Мы были сразу же очарованы. Как непринужденно лились эти стихи, со всею зримостью их образов, четкими рифмами, щедростью внутренних перезвучий и с таким чудесным лаконизмом языка! Поэтический дар автора стал для нас несомненным. В моей маленькой комнатке присутствовал божьей милостью поэт!
Но давалась Васе эта поэма медленно: он особенно тщательно отрабатывал в ней стих. Иной раз толстенькая записная книжка радовала нас всего несколькими, четырьмя — шестью, строками, а он, виновато опуская голову, говорил:
— Дальше пока не пошло...
Оживленные наши беседы, шутки,интерес друг к другу поднимали общее настроение и, в частности, подхлестывали творческую активность. Поэтому следующая суббота обычно оказывалась уже днем урожайным: Вася читал новые, более длинные куски поэмы и пожинал наши похвалы.

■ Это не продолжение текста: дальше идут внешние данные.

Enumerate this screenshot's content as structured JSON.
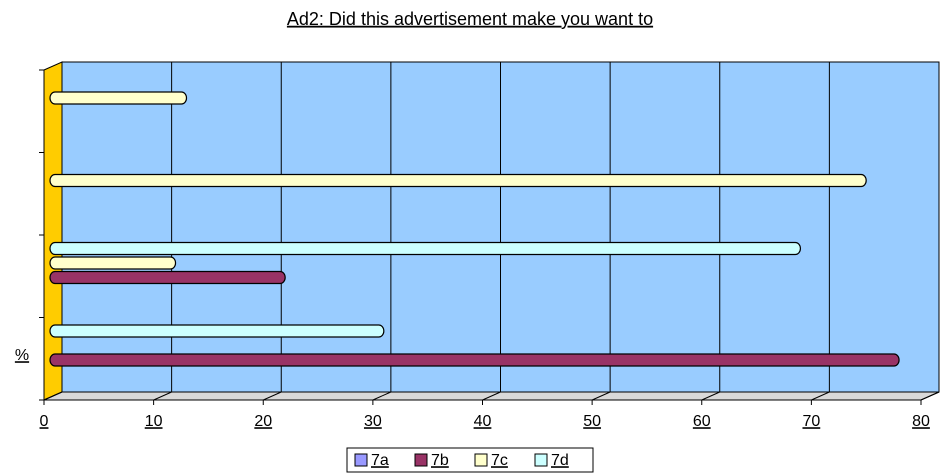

Если бы я знал, что буду писать эти воспоминания, то уж обязательно бы доведался об источниках его поэмы-сказки. Предполагаю, что ее тема могла прийти к нему из какой-нибудь революционной брошюры 1905 г., а может быть, из подобной же нелегальной брошюры конца XIXвека.
Несмотря на наше желание сохранить аполитизм, это, конечно, не удавалось. Жизнь, правда жизни брала верх. И мы с жадностью слушали строки о том, что приходится терпеть Мужику от Кулака, Помещика и всякого начальства.
Сознание наше обогащалось пониманием существующих общественных отношений и полным сочувствием к крестьянину, который, уж конечно, как пелось в «Дубинушке», поднимется на своих угнетателей. Закончить эту поэму-сказку, впоследствии оказавшуюся лишь первой частью более обширного замысла, Вася в пору существования «Субботника»не успел.